The second one, which works but I doubt will ever work for any of Maxwell’s readers a second time, is the use of craft to tell a story.
That is to say, using information about the craft the narrator is engaged in to further propel the story. Think USA’s “Burn Notice.” In that instance, a spy of sorts engages the viewer with it, with its background, with its creation and destruction, as a means to further his own narrative. Maxwell does the same, but for something she engages in: the writing of the romance novel.
This isn’t a knock on Happily Ever After (which is a terribly generic title.) It works in the context of the book. It’s fully enjoyable. The problem arises with, it’s a one-use-only kind of device, and one that used in this more narrowed instance, ruins all future uses by any other authors for readers.
That is to say, I don’t ever want to read another book that uses a telling of the craft of romance writing to propel a novel because, how many novels worth of craft are there to write about? There is a certain plateau, beyond which, everything is just jargon.

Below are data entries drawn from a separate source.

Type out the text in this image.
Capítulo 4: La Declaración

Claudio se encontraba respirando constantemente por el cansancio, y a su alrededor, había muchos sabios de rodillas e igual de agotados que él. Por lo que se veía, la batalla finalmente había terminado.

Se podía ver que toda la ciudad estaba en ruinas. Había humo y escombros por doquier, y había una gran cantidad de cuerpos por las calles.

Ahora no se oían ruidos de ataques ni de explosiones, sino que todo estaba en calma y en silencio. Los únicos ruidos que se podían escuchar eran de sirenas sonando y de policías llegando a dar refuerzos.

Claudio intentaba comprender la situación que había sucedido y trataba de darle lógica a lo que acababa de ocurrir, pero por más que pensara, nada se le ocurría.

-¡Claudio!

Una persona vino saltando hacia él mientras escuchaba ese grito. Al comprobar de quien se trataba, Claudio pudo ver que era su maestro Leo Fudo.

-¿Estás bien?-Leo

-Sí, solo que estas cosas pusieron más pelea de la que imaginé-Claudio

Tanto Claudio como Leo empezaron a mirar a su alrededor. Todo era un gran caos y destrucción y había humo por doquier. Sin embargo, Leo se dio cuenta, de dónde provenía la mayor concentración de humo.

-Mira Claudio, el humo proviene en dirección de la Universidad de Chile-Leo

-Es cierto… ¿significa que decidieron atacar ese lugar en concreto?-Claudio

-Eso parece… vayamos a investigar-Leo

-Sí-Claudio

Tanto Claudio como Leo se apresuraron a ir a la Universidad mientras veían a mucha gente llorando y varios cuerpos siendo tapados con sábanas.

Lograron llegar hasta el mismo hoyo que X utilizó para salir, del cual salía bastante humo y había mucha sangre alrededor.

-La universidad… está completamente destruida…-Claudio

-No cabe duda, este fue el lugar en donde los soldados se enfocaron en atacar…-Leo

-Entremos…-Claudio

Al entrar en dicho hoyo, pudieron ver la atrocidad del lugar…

Others have made comparisons to the film “Stranger Than Fiction.” Certainly, the comparison is apt. They’re the same kind of stories, the same sub-genre of sorts. Really, that’s where the comparison should end.

Exceeded expectations
I assumed when I started the book, but after I had read the reviews, I would hate it. I don’t trust the overly positive, but short, reviews and the negatives one seemed to parrot what I’ve seen as warning signs for other books.